It has been shown that nanoparticles exhibit size-dependent uptake by tumor cells. Nanoparticles with sizes ranging from 10 to 150 nm are considered to have the best EPR results. In addition, NPs > 30 nm in size tend to accumulate at the tumor site. Neutral and amphoteric ion-charged particles exhibit low plasma clearance, which leads to increased tumor uptake. NPs with negative zeta potential or neutral potential can achieve their long circulation in vivo. Particle size, shape and zeta potentials were also effective in the cytotoxicity of nanoparticles. Spherical nanoparticles are less toxic than fibrous nanoparticles, and neutral particles are less cytotoxic than charged nanoparticles [4850]. The excellent biocompatibility of PAA coating ensured the efficient endocytosis of ZnO–Au@mSiO2 by Lewis lung tumor cells (LLC) (Fig. 2a). X-ray irradiation and released Zn2+ in tumor cells led to the generation of reactive oxygen species (ROS), and the combination of X-ray irradiation and released Zn2+ generated more ROS (Fig. 2b). Quantitative analyses demonstrated that the ROS concentration generating with ZnO–Au@mSiO2 plus X-ray treatment is approximately 2.7-fold, 3.6-fold and 1.6-fold amplified than that of PBS, X-ray irradiation, and ZnO–Au@mSiO2 group, respectively (Fig. 2c).
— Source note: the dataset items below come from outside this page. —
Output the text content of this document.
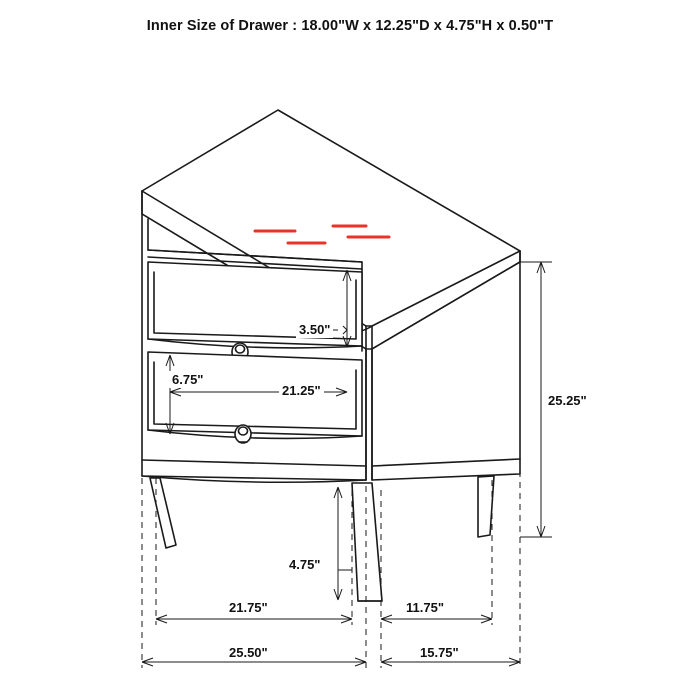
Inner Size of Drawer : 18.00"W x 12.25"D x 4.75"H x 0.50"T
3.50"
6.75"
21.25"
25.25"
4.75"
21.75"	11.75"
25.50"	15.75"
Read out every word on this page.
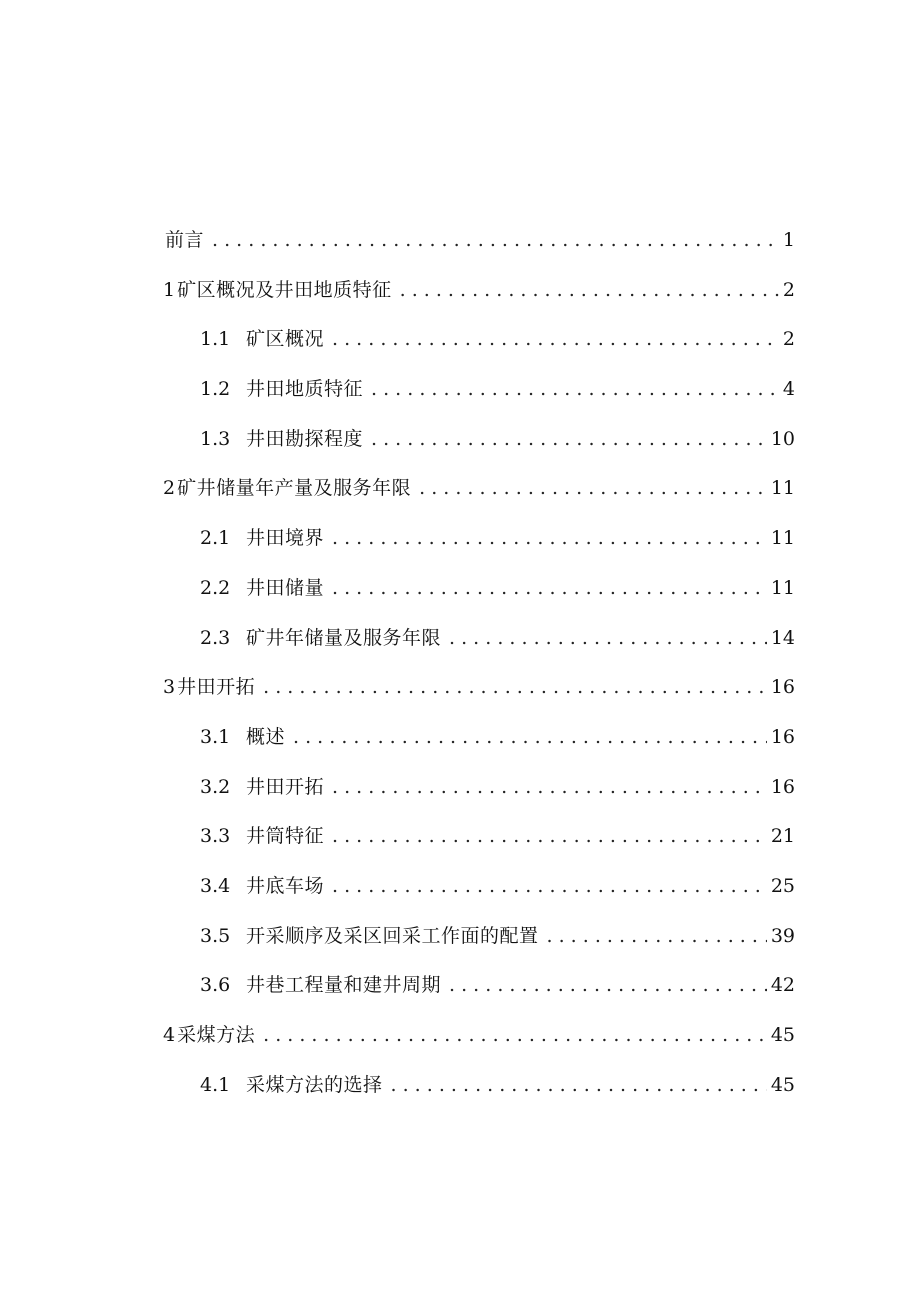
前言 . . .	1
1 矿区概况及井田地质特征 . . .	2
1.1 矿区概况 . . .	2
1.2 井田地质特征 . . .	4
1.3 井田勘探程度 . . .	10
2 矿井储量年产量及服务年限 . . .	11
2.1 井田境界 . . .	11
2.2 井田储量 . . .	11
2.3 矿井年储量及服务年限 . . .	14
3 井田开拓 . . .	16
3.1 概述 . . .	16
3.2 井田开拓 . . .	16
3.3 井筒特征 . . .	21
3.4 井底车场 . . .	25
3.5 开采顺序及采区回采工作面的配置 . . .	39
3.6 井巷工程量和建井周期 . . .	42
4 采煤方法 . . .	45
4.1 采煤方法的选择 . . .	45
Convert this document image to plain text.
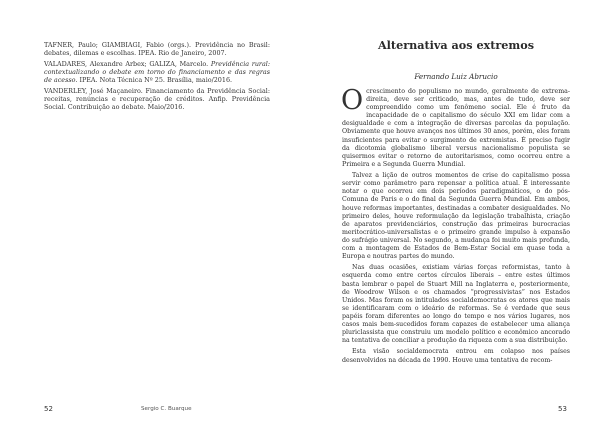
TAFNER, Paulo; GIAMBIAGI, Fabio (orgs.). Previdência no Brasil: debates, dilemas e escolhas. IPEA. Rio de Janeiro, 2007.

VALADARES, Alexandre Arbex; GALIZA, Marcelo. Previdência rural: contextualizando o debate em torno do financiamento e das regras de acesso. IPEA. Nota Técnica Nº 25. Brasília, maio/2016.

VANDERLEY, José Maçaneiro. Financiamento da Previdência Social: receitas, renúncias e recuperação de créditos. Anfip. Previdência Social. Contribuição ao debate. Maio/2016.

52	Sergio C. Buarque
Alternativa aos extremos

Fernando Luiz Abrucio

Ocrescimento do populismo no mundo, geralmente de extrema-direita, deve ser criticado, mas, antes de tudo, deve ser compreendido como um fenômeno social. Ele é fruto da incapacidade de o capitalismo do século XXI em lidar com a desigualdade e com a integração de diversas parcelas da população. Obviamente que houve avanços nos últimos 30 anos, porém, eles foram insuficientes para evitar o surgimento de extremistas. É preciso fugir da dicotomia globalismo liberal versus nacionalismo populista se quisermos evitar o retorno de autoritarismos, como ocorreu entre a Primeira e a Segunda Guerra Mundial.

Talvez a lição de outros momentos de crise do capitalismo possa servir como parâmetro para repensar a política atual. É interessante notar o que ocorreu em dois períodos paradigmáticos, o do pós-Comuna de Paris e o do final da Segunda Guerra Mundial. Em ambos, houve reformas importantes, destinadas a combater desigualdades. No primeiro deles, houve reformulação da legislação trabalhista, criação de aparatos previdenciários, construção das primeiras burocracias meritocrático-universalistas e o primeiro grande impulso à expansão do sufrágio universal. No segundo, a mudança foi muito mais profunda, com a montagem de Estados de Bem-Estar Social em quase toda a Europa e noutras partes do mundo.

Nas duas ocasiões, existiam várias forças reformistas, tanto à esquerda como entre certos círculos liberais – entre estes últimos basta lembrar o papel de Stuart Mill na Inglaterra e, posteriormente, de Woodrow Wilson e os chamados “progressivistas” nos Estados Unidos. Mas foram os intitulados socialdemocratas os atores que mais se identificaram com o ideário de reformas. Se é verdade que seus papéis foram diferentes ao longo do tempo e nos vários lugares, nos casos mais bem-sucedidos foram capazes de estabelecer uma aliança pluriclassista que construiu um modelo político e econômico ancorado na tentativa de conciliar a produção da riqueza com a sua distribuição.

Esta visão socialdemocrata entrou em colapso nos países desenvolvidos na década de 1990. Houve uma tentativa de recom-

53
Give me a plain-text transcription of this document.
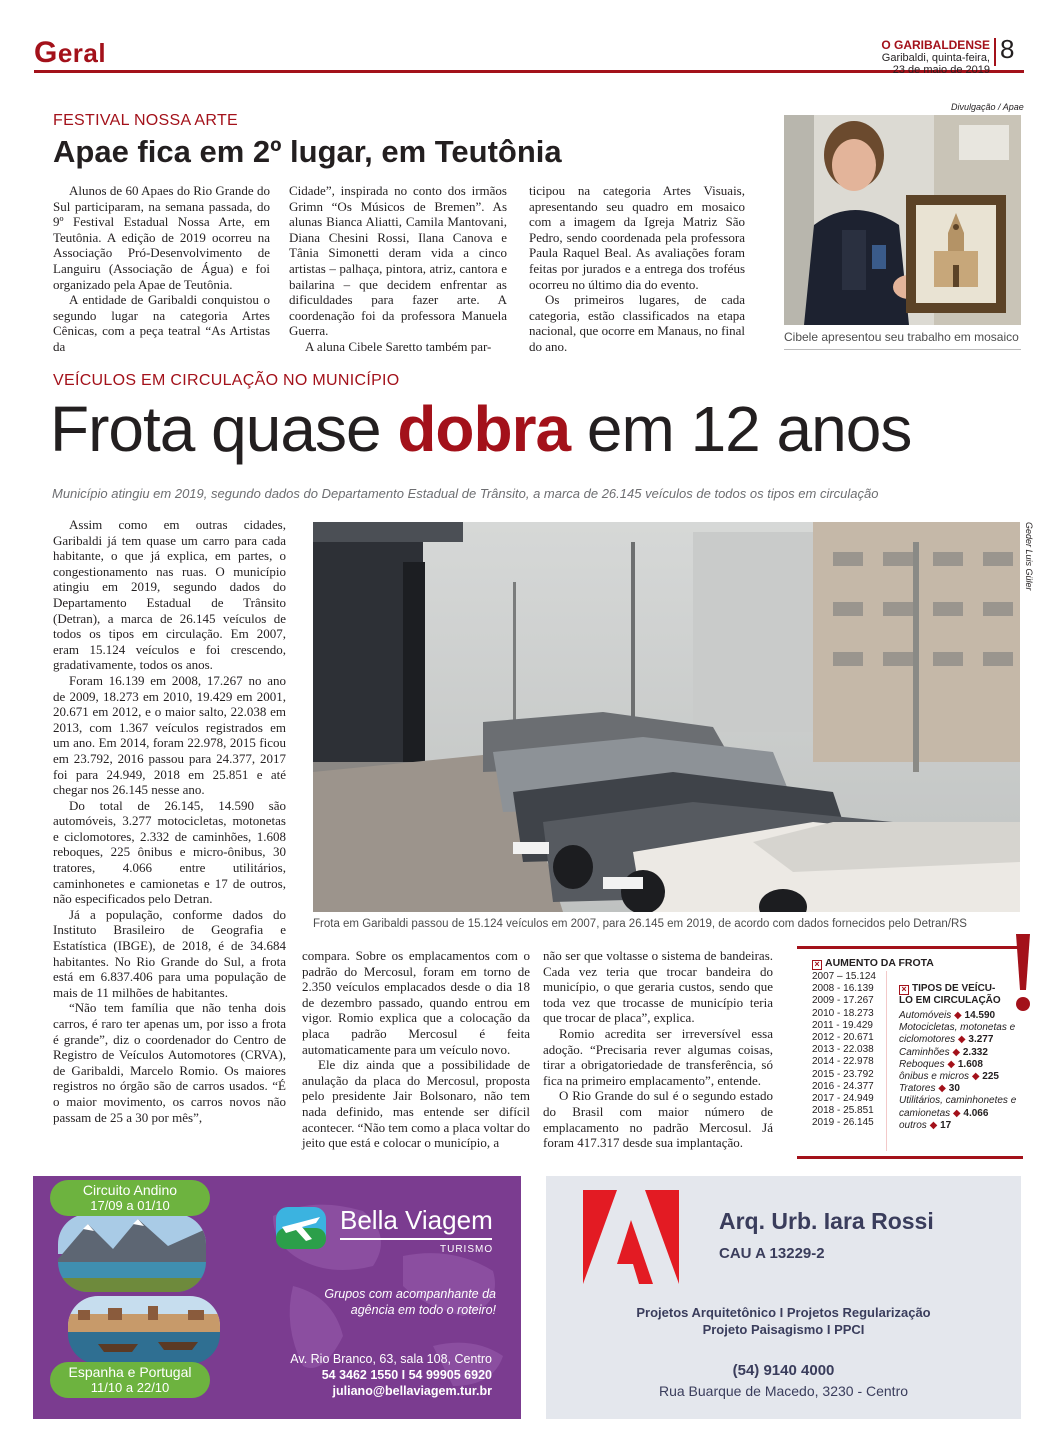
Geral	O GARIBALDENSE
Garibaldi, quinta-feira,
23 de maio de 2019
8
FESTIVAL NOSSA ARTE
Apae fica em 2º lugar, em Teutônia

Alunos de 60 Apaes do Rio Grande do Sul participaram, na semana passada, do 9º Festival Estadual Nossa Arte, em Teutônia. A edição de 2019 ocorreu na Associação Pró-Desenvolvimento de Languiru (Associação de Água) e foi organizado pela Apae de Teutônia.

A entidade de Garibaldi conquistou o segundo lugar na categoria Artes Cênicas, com a peça teatral “As Artistas da

Cidade”, inspirada no conto dos irmãos Grimn “Os Músicos de Bremen”. As alunas Bianca Aliatti, Camila Mantovani, Diana Chesini Rossi, Ilana Canova e Tânia Simonetti deram vida a cinco artistas – palhaça, pintora, atriz, cantora e bailarina – que decidem enfrentar as dificuldades para fazer arte. A coordenação foi da professora Manuela Guerra.

A aluna Cibele Saretto também par-

ticipou na categoria Artes Visuais, apresentando seu quadro em mosaico com a imagem da Igreja Matriz São Pedro, sendo coordenada pela professora Paula Raquel Beal. As avaliações foram feitas por jurados e a entrega dos troféus ocorreu no último dia do evento.

Os primeiros lugares, de cada categoria, estão classificados na etapa nacional, que ocorre em Manaus, no final do ano.

Divulgação / Apae
Cibele apresentou seu trabalho em mosaico
VEÍCULOS EM CIRCULAÇÃO NO MUNICÍPIO
Frota quase dobra em 12 anos
Município atingiu em 2019, segundo dados do Departamento Estadual de Trânsito, a marca de 26.145 veículos de todos os tipos em circulação

Assim como em outras cidades, Garibaldi já tem quase um carro para cada habitante, o que já explica, em partes, o congestionamento nas ruas. O município atingiu em 2019, segundo dados do Departamento Estadual de Trânsito (Detran), a marca de 26.145 veículos de todos os tipos em circulação. Em 2007, eram 15.124 veículos e foi crescendo, gradativamente, todos os anos.

Foram 16.139 em 2008, 17.267 no ano de 2009, 18.273 em 2010, 19.429 em 2001, 20.671 em 2012, e o maior salto, 22.038 em 2013, com 1.367 veículos registrados em um ano. Em 2014, foram 22.978, 2015 ficou em 23.792, 2016 passou para 24.377, 2017 foi para 24.949, 2018 em 25.851 e até chegar nos 26.145 nesse ano.

Do total de 26.145, 14.590 são automóveis, 3.277 motocicletas, motonetas e ciclomotores, 2.332 de caminhões, 1.608 reboques, 225 ônibus e micro-ônibus, 30 tratores, 4.066 entre utilitários, caminhonetes e camionetas e 17 de outros, não especificados pelo Detran.

Já a população, conforme dados do Instituto Brasileiro de Geografia e Estatística (IBGE), de 2018, é de 34.684 habitantes. No Rio Grande do Sul, a frota está em 6.837.406 para uma população de mais de 11 milhões de habitantes.

“Não tem família que não tenha dois carros, é raro ter apenas um, por isso a frota é grande”, diz o coordenador do Centro de Registro de Veículos Automotores (CRVA), de Garibaldi, Marcelo Romio. Os maiores registros no órgão são de carros usados. “É o maior movimento, os carros novos não passam de 25 a 30 por mês”,

compara. Sobre os emplacamentos com o padrão do Mercosul, foram em torno de 2.350 veículos emplacados desde o dia 18 de dezembro passado, quando entrou em vigor. Romio explica que a colocação da placa padrão Mercosul é feita automaticamente para um veículo novo.

Ele diz ainda que a possibilidade de anulação da placa do Mercosul, proposta pelo presidente Jair Bolsonaro, não tem nada definido, mas entende ser difícil acontecer. “Não tem como a placa voltar do jeito que está e colocar o município, a

não ser que voltasse o sistema de bandeiras. Cada vez teria que trocar bandeira do município, o que geraria custos, sendo que toda vez que trocasse de município teria que trocar de placa”, explica.

Romio acredita ser irreversível essa adoção. “Precisaria rever algumas coisas, tirar a obrigatoriedade de transferência, só fica na primeiro emplacamento”, entende.

O Rio Grande do sul é o segundo estado do Brasil com maior número de emplacamento no padrão Mercosul. Já foram 417.317 desde sua implantação.

Geder Luis Güler
Frota em Garibaldi passou de 15.124 veículos em 2007, para 26.145 em 2019, de acordo com dados fornecidos pelo Detran/RS
× AUMENTO DA FROTA
2007 – 15.124
2008 - 16.139
2009 - 17.267
2010 - 18.273
2011 - 19.429
2012 - 20.671
2013 - 22.038
2014 - 22.978
2015 - 23.792
2016 - 24.377
2017 - 24.949
2018 - 25.851
2019 - 26.145
× TIPOS DE VEÍCU-
LO EM CIRCULAÇÃO
Automóveis ◆ 14.590
Motocicletas, motonetas e ciclomotores ◆ 3.277
Caminhões ◆ 2.332
Reboques ◆ 1.608
ônibus e micros ◆ 225
Tratores ◆ 30
Utilitários, caminhonetes e camionetas ◆ 4.066
outros ◆ 17
Circuito Andino
17/09 a 01/10
Espanha e Portugal
11/10 a 22/10
Bella Viagem
TURISMO
Grupos com acompanhante da
agência em todo o roteiro!
Av. Rio Branco, 63, sala 108, Centro
54 3462 1550 I 54 99905 6920
juliano@bellaviagem.tur.br
Arq. Urb. Iara Rossi
CAU A 13229-2
Projetos Arquitetônico I Projetos Regularização
Projeto Paisagismo I PPCI
(54) 9140 4000
Rua Buarque de Macedo, 3230 - Centro
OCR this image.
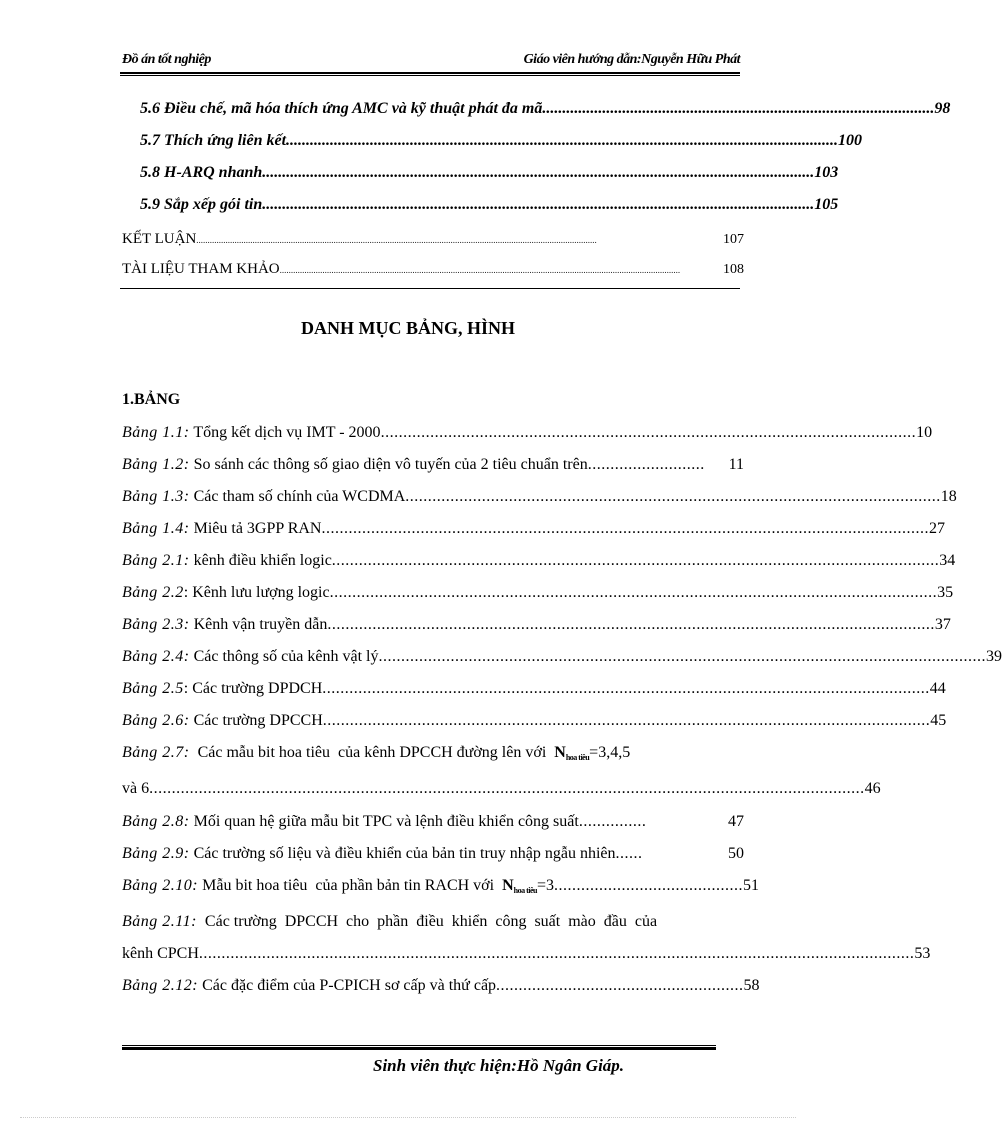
Đồ án tốt nghiệp	Giáo viên hướng dẫn:Nguyễn Hữu Phát
5.6 Điều chế, mã hóa thích ứng AMC và kỹ thuật phát đa mã .................................................................................................. 98
5.7 Thích ứng liên kết .......................................................................................................................................... 100
5.8 H-ARQ nhanh .......................................................................................................................................... 103
5.9 Sắp xếp gói tin .......................................................................................................................................... 105
KẾT LUẬN ..................................................................................................................................................................................	107
TÀI LIỆU THAM KHẢO ..................................................................................................................................................................................	108
DANH MỤC BẢNG, HÌNH
1.BẢNG
Bảng 1.1: Tổng kết dịch vụ IMT - 2000 ....................................................................................................................... 10
Bảng 1.2: So sánh các thông số giao diện vô tuyến của 2 tiêu chuẩn trên ..........................	11
Bảng 1.3: Các tham số chính của WCDMA ....................................................................................................................... 18
Bảng 1.4: Miêu tả 3GPP RAN ....................................................................................................................................... 27
Bảng 2.1: kênh điều khiển logic ....................................................................................................................................... 34
Bảng 2.2: Kênh lưu lượng logic ....................................................................................................................................... 35
Bảng 2.3: Kênh vận truyền dẫn ....................................................................................................................................... 37
Bảng 2.4: Các thông số của kênh vật lý ....................................................................................................................................... 39
Bảng 2.5: Các trường DPDCH ....................................................................................................................................... 44
Bảng 2.6: Các trường DPCCH ....................................................................................................................................... 45
Bảng 2.7:  Các mẫu bit hoa tiêu  của kênh DPCCH đường lên với  Nhoa tiêu=3,4,5
và 6 ............................................................................................................................................................... 46
Bảng 2.8: Mối quan hệ giữa mẫu bit TPC và lệnh điều khiển công suất ...............	47
Bảng 2.9: Các trường số liệu và điều khiển của bản tin truy nhập ngẫu nhiên ......	50
Bảng 2.10: Mẫu bit hoa tiêu  của phần bản tin RACH với  Nhoa tiêu=3 .......................................... 51
Bảng 2.11:  Các trường  DPCCH  cho  phần  điều  khiển  công  suất  mào  đầu  của
kênh CPCH ............................................................................................................................................................... 53
Bảng 2.12: Các đặc điểm của P-CPICH sơ cấp và thứ cấp ....................................................... 58
Sinh viên thực hiện:Hồ Ngân Giáp.
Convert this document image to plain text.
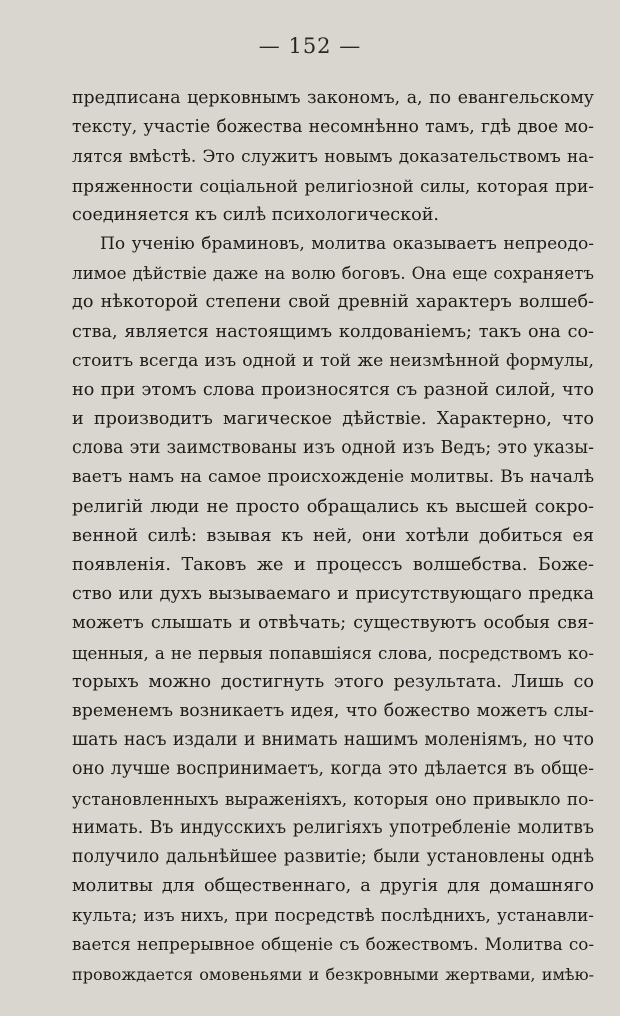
— 152 —
предписана церковнымъ закономъ, а, по евангельскому
тексту, участіе божества несомнѣнно тамъ, гдѣ двое мо-
лятся вмѣстѣ. Это служитъ новымъ доказательствомъ на-
пряженности соціальной религіозной силы, которая при-
соединяется къ силѣ психологической.
По ученію браминовъ, молитва оказываетъ непреодо-
лимое дѣйствіе даже на волю боговъ. Она еще сохраняетъ
до нѣкоторой степени свой древній характеръ волшеб-
ства, является настоящимъ колдованіемъ; такъ она со-
стоитъ всегда изъ одной и той же неизмѣнной формулы,
но при этомъ слова произносятся съ разной силой, что
и производитъ магическое дѣйствіе. Характерно, что
слова эти заимствованы изъ одной изъ Ведъ; это указы-
ваетъ намъ на самое происхожденіе молитвы. Въ началѣ
религій люди не просто обращались къ высшей сокро-
венной силѣ: взывая къ ней, они хотѣли добиться ея
появленія. Таковъ же и процессъ волшебства. Боже-
ство или духъ вызываемаго и присутствующаго предка
можетъ слышать и отвѣчать; существуютъ особыя свя-
щенныя, а не первыя попавшіяся слова, посредствомъ ко-
торыхъ можно достигнуть этого результата. Лишь со
временемъ возникаетъ идея, что божество можетъ слы-
шать насъ издали и внимать нашимъ моленіямъ, но что
оно лучше воспринимаетъ, когда это дѣлается въ обще-
установленныхъ выраженіяхъ, которыя оно привыкло по-
нимать. Въ индусскихъ религіяхъ употребленіе молитвъ
получило дальнѣйшее развитіе; были установлены однѣ
молитвы для общественнаго, а другія для домашняго
культа; изъ нихъ, при посредствѣ послѣднихъ, устанавли-
вается непрерывное общеніе съ божествомъ. Молитва со-
провождается омовеньями и безкровными жертвами, имѣю-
ROS generation induced intracellular lipid peroxidation of ZnO–Au@mSiO2 plus X-ray irradiation was 26.1-fold higher than PBS, which was primarily attributed to more ROS production via both high-Z radiosensitization and the effect of Zn2+ (Fig. 2d).

Fig. 2.

Fig. 2

In vitro inhibition of tumor cell growth. a Cell uptake on LLC cells incubated with ZnO–Au@mSiO2 analyzed by Flow cytometry at different time. b Intracellular ·OH generation detected by DCFH-DA probe (scale bar, 20 μm). c Flow cytometry data for DCFH-DA probe treated with different therapeutic groups. d Detection of lipid peroxidation by BODIPY-C11 staining in LLC cells incubated with different groups. e Cell viabilities of LLC cells and LO2 cells measured by MTT assays, after incubating with different concentration of ZnO–Au@mSiO2 with or without X-ray. f Flow cytogram representing apoptosis assay based on Annexin V-FITC and propidium iodide staining of LLC cells after treatment with different therapeutic groups. Group 1: PBS, Group 2: PBS + X-ray, Group 3: Au@mSiO2, Group 4: Au@mSiO2 + X-ray, Group 5: ZnO–Au@mSiO2u, Group 6: ZnO–Au@mSiO2 + X-ray

Obviously, these induced significant cytotoxicity on tumor cells. Under the concentration of 200 μg/mL (ZnO–Au@mSiO2), the cell viability was 80.7 ± 13.4%. And the tumor cellular viability was sharply dropped to 45.7 ± 8.6% by the additional X-ray irradiation (Fig. 2e). Notably, normal human liver cells (LO2 cells) showed excellent tolerance to ZnO–Au@mSiO2, manifesting its negligible cytotoxicity to normol cells (Fig. 2e). The apoptosis rate of LLC cells in ZnO–Au@mSiO2 + X-ray group (41.4%) is much higher than that of PBS group (3.6%) (Figs. 2f, S5).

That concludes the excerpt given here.